Era un orgullo intocable pasar por aquella ciudad, una de las más iluminadas del planeta. Se dice así con muchas fuerzas. Daba cosa pisar sus calles limpias, era una ciudad limpia y amable cuyo lema era repetido en cualquier parte del mundo donde hubiese alguien.
Al saberlo, las escuelas era aseadas por si mismas, los maestros jugaban limpio en este juego de la vida. Amable por sus sonrisas abiertas como las ventanas y puertas.
Abierta por los recintos monumentales llenos de público insaciable de buenas obras teatrales y de las otras que son amores: calles pavimentadas y un lugar seguro para descansar, dormir hasta ya tarde. Había un parque donde jugaban los niños que son grandes.
La ciudad era de la rosa en el jardín, el agua cristalina, un único reloj que nos daba la hora exacta. Las escuelas, hijas del silencio, con su directora regañona y todo, eran ir al pequeño convento, un relicario de obras maestras aprendiendo, guardando el respeto y el pelo corto, la honestidad antes que todo. Nadie robaba un cinco entre los niños ni entre los adultos.

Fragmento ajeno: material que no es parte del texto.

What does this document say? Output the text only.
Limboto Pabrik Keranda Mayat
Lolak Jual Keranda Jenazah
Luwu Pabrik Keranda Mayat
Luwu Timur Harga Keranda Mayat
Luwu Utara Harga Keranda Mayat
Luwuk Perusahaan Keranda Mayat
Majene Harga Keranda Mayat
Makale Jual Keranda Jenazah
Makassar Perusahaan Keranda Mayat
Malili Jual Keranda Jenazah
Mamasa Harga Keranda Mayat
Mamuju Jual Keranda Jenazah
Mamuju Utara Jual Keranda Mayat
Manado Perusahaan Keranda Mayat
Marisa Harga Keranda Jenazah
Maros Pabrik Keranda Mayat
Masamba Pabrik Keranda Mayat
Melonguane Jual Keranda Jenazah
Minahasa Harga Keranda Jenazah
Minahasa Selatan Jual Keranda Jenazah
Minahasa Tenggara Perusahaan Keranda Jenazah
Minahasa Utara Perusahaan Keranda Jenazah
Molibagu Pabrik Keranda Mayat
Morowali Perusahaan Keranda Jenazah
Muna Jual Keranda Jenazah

Hasta el río llevaba agua de puro gusto y los que deseaban podían bañarse en la poza madre, abajo del puente que todavía no hacían en la colonia Moderna. Nos faltaban los lunes y los viernes, incluso los sábados, porque todos los días parecían domingo, en cuanto saludabas y dabas los buenos días con un jugo de mango del mercado, con una raspa si quiere de vainilla, nomás hay de limón señora, qué más quisiera ahora.
Con un peso en la bolsa se hacía magia y sobraba para un chicle de menta y un cigarro disuelto en el humo de la esperanza. Vivir en la ciudad, con todo respeto, más que vivirla era pasar por ella.

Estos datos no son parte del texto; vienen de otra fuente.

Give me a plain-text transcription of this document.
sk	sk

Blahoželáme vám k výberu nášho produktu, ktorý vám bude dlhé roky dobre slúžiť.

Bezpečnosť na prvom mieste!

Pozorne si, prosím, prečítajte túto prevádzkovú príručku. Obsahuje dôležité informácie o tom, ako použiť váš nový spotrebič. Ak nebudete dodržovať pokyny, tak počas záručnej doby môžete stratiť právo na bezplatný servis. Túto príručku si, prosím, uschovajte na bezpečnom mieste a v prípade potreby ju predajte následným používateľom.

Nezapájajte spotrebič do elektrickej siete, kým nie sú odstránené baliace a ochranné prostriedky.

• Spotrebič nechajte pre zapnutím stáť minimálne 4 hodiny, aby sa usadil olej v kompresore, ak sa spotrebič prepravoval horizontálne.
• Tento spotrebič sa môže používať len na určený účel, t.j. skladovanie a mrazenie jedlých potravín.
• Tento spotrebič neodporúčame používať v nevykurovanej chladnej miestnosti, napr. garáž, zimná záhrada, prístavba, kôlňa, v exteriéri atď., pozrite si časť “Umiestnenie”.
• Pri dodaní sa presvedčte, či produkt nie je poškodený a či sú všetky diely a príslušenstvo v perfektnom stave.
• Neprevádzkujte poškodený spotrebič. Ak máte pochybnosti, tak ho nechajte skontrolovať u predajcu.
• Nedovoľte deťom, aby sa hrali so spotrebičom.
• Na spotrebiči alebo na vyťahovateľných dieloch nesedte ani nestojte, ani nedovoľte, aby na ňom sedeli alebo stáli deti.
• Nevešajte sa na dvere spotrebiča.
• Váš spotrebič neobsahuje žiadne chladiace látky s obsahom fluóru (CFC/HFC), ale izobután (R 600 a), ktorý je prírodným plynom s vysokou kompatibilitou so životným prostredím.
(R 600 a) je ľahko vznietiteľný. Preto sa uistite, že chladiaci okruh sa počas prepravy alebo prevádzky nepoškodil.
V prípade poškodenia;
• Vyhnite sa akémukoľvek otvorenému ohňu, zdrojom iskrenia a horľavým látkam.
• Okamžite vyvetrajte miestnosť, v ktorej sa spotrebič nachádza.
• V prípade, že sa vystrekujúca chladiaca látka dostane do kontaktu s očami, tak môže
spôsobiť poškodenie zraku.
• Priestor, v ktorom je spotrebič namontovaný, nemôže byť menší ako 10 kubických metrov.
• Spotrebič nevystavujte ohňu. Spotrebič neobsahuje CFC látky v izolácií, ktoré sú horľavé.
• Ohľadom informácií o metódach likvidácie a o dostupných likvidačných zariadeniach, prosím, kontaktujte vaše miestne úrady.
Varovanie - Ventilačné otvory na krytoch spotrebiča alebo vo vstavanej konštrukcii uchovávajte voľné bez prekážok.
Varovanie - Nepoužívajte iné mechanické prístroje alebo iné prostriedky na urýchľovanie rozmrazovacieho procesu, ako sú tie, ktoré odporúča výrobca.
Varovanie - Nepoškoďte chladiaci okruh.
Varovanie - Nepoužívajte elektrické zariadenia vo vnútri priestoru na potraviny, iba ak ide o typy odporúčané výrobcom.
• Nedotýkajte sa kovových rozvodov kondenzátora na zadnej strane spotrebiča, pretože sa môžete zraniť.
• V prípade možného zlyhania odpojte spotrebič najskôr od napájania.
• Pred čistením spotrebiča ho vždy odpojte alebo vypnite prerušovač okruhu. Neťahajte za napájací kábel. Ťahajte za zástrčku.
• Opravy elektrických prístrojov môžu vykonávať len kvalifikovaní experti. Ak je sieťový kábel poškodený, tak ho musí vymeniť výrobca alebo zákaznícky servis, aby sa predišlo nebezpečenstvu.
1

La gente caminaba y soportaba el clima. Se saludaba de cerca y de lejos, se abrazaban los brazos tercos y apretados en el largo silencio de los enamorados. Tamatán era la casa de los domingos y se llegaba temprano para apartar un espacio del pasto cerca de los leones que rugían y hacían temblar a los monos, a los tigres, a los osos enormes que conforme ibas creciendo se hacían más pequeños, contrario a las hormigas de las caricaturas que comiendo nuestro lonche de tacos con frijoles negros se hacían más grandes.
Los edificios eran horizontales sin costosos elevadores para rascar un cachito de cielo, se rascaba uno la panza, la gente caminaba y se encontraba a cada rato por la de Hidalgo, por el 17 que más que el domingo era libre toda la semana.
Había bailes en la terraza Santa Cecilia, en el salón del Rancho Bonito, en los Salones Alianza y en la terraza improvisada en la cancha de la colonia las playas. La gente bailaba, lloraba, se emocionaba hasta el cansancio como si el equipo de casa que siempre perdía, por si algo hacía falta, metía un gol en su propia puerta y la gente como quieran reía.
Salían alegres comentando la suerte del portero Amezcua y otros que ya encabronados no los bajaban de unas coladeras.
Más porque se habían tirado para el otro lado de la portería donde vivían. Dicen que abajo de estas casas están las otras.
Que hay una ciudad debajo de esta, otros nosotros siendo ciertos, reales y más honestos, más limpios y más amables, aunque se escucharan sirenas a lo lejos y la Cruz Roja estuviera abajo de la plaza de los fundadores, donde lo más que llegaba era un herido con una descalabrada en la frente altiva y heróica.
Para que les cuento que en los patios había ciruelas, plantas de mango y de aguacate barato, había por lo mismo alegres amaneceres como quien duerme abajo de un gran árbol. No me cabe duda.
Abajo de esta ciudad está la otra todavía, la ciudad de todos, la mía, la suya, la de otros, la de la foto que llevamos, donde sale la abuela y un perro que creo era de la vecina de enfrente donde ahora hay un restaurante. HASTA PRONTO.